Para Gramsci, os intelectuais se detêm às sua
bases acadêmicas sem de fato conhecer as massas e sua cultura, por isso, são
incapazes de apreender as reais necessidades da população. Dessa forma, criando,
apenas, culturas superficiais, tornando quase impossível à massa o conhecimento
de sua real condição política e a aceitação de uma nova ideologia – aí, está a
necessidade e importância de se mesclar os intelectuais e os “pobres mortais”
deste país.
CRÍTICA
Gramsci, mesmo com suas complexas teorias não
ficou isento de críticas; o interessante é que as críticas nunca lhe foram
dirigidas como um todo, mas por fases, épocas de sua vida.

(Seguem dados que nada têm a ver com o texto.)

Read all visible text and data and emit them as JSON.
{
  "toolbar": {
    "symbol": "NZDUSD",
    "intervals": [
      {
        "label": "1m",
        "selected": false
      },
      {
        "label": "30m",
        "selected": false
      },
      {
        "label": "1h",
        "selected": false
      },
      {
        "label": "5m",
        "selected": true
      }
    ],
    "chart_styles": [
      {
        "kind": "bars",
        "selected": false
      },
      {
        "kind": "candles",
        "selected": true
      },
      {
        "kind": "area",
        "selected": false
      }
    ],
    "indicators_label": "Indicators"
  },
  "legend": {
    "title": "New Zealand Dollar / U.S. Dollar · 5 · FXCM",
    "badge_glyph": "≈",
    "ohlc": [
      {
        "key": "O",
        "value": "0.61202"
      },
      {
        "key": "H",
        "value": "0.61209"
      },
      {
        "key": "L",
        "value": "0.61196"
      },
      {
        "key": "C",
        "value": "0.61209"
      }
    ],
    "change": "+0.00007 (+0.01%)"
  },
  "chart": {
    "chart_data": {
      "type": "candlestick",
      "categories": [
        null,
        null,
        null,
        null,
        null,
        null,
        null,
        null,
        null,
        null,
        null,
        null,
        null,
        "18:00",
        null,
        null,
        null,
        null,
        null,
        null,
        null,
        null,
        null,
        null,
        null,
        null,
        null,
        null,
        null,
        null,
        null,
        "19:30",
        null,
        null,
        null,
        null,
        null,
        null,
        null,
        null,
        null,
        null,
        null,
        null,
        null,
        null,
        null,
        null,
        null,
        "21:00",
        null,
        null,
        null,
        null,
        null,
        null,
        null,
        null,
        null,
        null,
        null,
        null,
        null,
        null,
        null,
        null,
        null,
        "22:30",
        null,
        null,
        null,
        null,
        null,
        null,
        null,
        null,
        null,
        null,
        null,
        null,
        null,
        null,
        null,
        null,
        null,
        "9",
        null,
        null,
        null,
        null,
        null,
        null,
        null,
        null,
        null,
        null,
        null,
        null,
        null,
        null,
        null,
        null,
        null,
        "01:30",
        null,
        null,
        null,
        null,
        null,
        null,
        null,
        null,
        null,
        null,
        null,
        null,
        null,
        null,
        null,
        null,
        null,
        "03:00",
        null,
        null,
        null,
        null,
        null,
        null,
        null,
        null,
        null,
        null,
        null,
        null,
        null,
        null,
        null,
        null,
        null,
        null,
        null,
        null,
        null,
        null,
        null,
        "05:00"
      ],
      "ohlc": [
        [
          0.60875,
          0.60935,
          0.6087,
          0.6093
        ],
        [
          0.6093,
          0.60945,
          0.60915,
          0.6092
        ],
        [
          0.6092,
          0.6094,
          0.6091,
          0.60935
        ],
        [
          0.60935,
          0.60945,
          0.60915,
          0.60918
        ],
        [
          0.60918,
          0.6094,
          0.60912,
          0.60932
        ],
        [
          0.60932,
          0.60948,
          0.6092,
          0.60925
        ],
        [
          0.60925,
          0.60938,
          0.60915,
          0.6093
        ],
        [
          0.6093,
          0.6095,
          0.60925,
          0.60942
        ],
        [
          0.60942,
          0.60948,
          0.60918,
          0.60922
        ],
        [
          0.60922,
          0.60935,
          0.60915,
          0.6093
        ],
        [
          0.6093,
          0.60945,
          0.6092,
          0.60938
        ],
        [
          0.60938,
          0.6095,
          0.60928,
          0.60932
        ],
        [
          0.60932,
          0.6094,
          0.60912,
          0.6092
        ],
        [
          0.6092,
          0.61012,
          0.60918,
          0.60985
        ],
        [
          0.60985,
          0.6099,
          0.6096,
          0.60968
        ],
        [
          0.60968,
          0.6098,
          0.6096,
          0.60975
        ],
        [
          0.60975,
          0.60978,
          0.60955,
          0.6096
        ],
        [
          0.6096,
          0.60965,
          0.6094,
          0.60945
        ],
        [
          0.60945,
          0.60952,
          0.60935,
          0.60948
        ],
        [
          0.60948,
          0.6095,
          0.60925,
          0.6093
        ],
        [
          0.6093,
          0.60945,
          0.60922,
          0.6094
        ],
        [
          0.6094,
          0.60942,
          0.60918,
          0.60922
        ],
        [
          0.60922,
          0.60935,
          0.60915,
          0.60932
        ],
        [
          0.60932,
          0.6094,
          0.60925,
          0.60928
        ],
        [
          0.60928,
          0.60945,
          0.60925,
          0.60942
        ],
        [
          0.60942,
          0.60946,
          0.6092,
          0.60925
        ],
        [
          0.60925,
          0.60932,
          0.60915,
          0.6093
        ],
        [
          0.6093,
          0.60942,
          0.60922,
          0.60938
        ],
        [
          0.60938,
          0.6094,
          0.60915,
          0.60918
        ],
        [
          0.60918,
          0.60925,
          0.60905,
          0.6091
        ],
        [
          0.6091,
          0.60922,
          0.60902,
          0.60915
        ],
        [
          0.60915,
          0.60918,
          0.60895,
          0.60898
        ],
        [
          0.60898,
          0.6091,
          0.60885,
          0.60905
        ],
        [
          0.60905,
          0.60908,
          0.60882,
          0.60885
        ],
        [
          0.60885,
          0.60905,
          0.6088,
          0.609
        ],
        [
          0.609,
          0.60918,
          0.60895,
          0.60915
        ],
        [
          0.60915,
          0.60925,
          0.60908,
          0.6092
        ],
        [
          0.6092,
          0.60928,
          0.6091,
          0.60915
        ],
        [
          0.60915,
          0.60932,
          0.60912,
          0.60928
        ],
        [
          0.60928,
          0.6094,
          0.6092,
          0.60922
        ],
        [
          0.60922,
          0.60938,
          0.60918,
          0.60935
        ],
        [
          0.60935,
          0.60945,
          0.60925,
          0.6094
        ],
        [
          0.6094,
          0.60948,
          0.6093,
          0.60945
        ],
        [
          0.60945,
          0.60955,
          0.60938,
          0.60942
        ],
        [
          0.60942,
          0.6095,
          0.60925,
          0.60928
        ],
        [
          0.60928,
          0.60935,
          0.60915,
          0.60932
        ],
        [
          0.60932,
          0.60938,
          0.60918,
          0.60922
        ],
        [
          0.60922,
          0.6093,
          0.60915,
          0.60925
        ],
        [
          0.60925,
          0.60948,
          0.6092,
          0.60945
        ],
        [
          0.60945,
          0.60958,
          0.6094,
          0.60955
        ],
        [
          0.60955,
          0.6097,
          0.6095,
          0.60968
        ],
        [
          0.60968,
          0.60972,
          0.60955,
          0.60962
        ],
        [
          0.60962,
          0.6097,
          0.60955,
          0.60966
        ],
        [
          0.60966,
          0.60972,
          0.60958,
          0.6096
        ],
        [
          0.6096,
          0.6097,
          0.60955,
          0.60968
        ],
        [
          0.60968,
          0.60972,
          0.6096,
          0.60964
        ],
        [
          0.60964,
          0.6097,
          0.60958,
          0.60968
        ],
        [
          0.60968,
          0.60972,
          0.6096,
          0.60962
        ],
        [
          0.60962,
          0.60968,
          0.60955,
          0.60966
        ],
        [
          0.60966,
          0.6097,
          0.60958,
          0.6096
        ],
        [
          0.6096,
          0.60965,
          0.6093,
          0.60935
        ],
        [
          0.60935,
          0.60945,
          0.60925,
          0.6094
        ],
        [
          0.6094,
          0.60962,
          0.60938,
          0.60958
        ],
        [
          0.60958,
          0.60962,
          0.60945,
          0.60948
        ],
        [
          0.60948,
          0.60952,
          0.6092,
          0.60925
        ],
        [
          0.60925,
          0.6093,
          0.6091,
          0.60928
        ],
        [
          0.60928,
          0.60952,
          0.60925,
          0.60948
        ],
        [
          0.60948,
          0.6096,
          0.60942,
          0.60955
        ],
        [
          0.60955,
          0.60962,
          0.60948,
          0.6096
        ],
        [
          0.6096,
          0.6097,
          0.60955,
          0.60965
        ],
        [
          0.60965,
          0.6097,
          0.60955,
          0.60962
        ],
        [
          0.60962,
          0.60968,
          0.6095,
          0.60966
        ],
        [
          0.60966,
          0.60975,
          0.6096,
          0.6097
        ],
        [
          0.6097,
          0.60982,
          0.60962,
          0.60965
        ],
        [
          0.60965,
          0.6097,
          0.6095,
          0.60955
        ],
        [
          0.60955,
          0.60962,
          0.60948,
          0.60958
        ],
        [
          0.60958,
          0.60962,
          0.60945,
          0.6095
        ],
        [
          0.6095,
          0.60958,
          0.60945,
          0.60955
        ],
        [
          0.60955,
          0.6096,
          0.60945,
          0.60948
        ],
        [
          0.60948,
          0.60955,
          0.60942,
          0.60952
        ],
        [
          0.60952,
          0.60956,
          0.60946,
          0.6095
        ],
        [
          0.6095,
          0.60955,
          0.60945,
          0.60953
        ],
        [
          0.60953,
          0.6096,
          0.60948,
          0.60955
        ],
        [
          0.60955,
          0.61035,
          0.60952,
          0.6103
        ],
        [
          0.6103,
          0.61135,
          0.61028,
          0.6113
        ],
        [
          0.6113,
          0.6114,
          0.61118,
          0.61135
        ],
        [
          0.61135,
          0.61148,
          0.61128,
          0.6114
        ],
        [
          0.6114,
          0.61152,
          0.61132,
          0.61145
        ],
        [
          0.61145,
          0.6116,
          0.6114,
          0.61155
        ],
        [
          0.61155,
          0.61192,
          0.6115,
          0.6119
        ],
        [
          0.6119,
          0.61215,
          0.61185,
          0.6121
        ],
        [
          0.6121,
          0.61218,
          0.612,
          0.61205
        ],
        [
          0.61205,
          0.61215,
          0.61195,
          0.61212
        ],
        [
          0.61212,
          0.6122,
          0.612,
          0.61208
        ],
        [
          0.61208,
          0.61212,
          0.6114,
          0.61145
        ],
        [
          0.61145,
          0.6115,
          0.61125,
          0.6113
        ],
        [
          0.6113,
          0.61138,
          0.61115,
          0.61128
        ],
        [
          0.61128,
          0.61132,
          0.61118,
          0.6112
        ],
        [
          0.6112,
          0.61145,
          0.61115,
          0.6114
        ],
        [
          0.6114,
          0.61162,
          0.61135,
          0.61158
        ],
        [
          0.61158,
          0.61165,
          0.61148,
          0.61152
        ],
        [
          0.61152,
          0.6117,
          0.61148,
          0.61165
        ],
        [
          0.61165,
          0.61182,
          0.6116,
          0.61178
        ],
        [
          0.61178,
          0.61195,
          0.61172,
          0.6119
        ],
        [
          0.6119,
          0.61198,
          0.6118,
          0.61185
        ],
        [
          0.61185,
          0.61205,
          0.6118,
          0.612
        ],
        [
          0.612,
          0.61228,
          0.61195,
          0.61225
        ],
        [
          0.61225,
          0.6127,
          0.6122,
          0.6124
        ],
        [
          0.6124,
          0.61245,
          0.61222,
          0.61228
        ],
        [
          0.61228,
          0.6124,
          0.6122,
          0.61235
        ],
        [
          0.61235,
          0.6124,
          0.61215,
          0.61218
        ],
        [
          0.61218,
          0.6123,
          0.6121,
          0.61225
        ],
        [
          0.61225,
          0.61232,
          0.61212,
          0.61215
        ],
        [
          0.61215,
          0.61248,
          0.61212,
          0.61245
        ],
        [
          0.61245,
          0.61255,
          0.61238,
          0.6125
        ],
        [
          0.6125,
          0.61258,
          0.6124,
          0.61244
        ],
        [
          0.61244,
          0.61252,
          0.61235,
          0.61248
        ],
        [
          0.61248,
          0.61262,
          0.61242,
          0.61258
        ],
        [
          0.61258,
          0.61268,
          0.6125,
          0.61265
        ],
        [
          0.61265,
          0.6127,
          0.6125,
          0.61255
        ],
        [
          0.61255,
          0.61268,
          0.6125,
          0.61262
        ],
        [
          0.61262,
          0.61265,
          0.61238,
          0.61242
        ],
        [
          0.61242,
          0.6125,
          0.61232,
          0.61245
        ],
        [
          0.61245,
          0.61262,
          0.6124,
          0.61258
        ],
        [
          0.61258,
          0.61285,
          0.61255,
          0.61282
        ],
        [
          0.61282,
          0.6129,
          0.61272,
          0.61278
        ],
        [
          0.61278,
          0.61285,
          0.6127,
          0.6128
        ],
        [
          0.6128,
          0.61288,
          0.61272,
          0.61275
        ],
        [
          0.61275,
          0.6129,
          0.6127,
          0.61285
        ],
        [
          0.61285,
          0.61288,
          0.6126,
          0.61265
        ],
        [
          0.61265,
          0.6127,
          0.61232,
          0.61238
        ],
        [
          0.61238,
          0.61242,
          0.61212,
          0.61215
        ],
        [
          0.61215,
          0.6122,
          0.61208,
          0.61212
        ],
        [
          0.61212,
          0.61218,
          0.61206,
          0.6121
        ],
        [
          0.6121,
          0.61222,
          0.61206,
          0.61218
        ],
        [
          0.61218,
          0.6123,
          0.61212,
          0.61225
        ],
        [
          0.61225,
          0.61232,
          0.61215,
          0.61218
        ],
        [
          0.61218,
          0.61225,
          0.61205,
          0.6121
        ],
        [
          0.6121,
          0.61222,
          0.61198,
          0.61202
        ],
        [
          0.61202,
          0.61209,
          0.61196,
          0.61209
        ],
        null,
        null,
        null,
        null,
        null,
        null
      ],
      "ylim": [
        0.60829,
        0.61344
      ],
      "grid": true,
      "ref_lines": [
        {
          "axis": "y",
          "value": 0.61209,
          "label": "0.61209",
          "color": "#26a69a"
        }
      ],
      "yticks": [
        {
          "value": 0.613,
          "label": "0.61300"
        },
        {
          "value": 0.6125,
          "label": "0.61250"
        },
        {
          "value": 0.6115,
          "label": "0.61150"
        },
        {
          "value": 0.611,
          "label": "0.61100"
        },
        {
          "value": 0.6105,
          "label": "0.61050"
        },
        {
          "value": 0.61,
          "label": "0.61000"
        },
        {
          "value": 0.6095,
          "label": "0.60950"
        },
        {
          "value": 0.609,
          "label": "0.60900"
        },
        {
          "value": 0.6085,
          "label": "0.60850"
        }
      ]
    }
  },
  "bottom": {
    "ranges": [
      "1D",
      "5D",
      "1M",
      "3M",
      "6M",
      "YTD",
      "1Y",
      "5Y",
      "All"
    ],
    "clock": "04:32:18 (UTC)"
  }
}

Uma delas, quando
ainda estava em sua fase de maturação, é sobre seu caráter idealista que, na
época, afastou-o de uma análise mais detalhada das transformações econômicas por
que passava seu tempo. Seu Marxismo juvenil revelava-se impermeável à
compreensão profunda da importância do momento econômico e não o fez enxergar
algumas manobras políticas necessárias. O seu radicalismo do tudo ou nada o
aproximou, perigosamente, da criticada passividade Maximalista.
A outra crítica a Gramsci é de Lênin, ao seu
otimismo exagerado sobre a instauração da social-democracia na Itália, que
julgava não precisar de muitos esforços. Lênin, ao contrário, acreditava ser
necessário conhecer bem o inimigo para vencê-lo, inclusive, aliados mesmo que
incertos e provisórios.
Outra é de não distinguir gnosicamente entre
ciência e ideologia, entre conhecimento objetivo e consciência interessada,
transformando todo conhecimento, até mesmo, o de ciências naturais em expressão
de uma subjetividade de classe ou de grupo; ele equivale a uma objetivação
histórica-social e objetiva natural, mostrando que não superou, plenamente, a
teoria hegeniana, na qual, “toda realidade é espírito”.
E a que consideramos mais importante, feita
pelo cientista político e psicanalista João Rêgo, que trata da extinção do
Estado-coerção, absorvido pelo Estado-ético (sociedade civil), mas, esta era
parte integrante do Estado ampliado, logo, não se pode falar de extinção do
Estado, mas em uma reestruturação do Estado onde uma das partes foi atrofiada. E
acrescenta: “Não estaria Gramsci incorrendo num erro fatal que perpassa todo o
acervo do pensamento político socialista (e, portanto, também, pré-marxista) que
é de superestimar a figura do homem como o bom sauvage rousseauniano, em vez de uma
visão mais realista, ao nosso ver, do homem hobbesiano o homem é lobo do homem. Não seria o
Estado-ético, apenas, conseqüência da projeção desse tipo ideal de homem? E,
portanto, uma sociedade capaz de ser viável, apenas, na hipótese remota de ser
composta por anjos e não por homens?”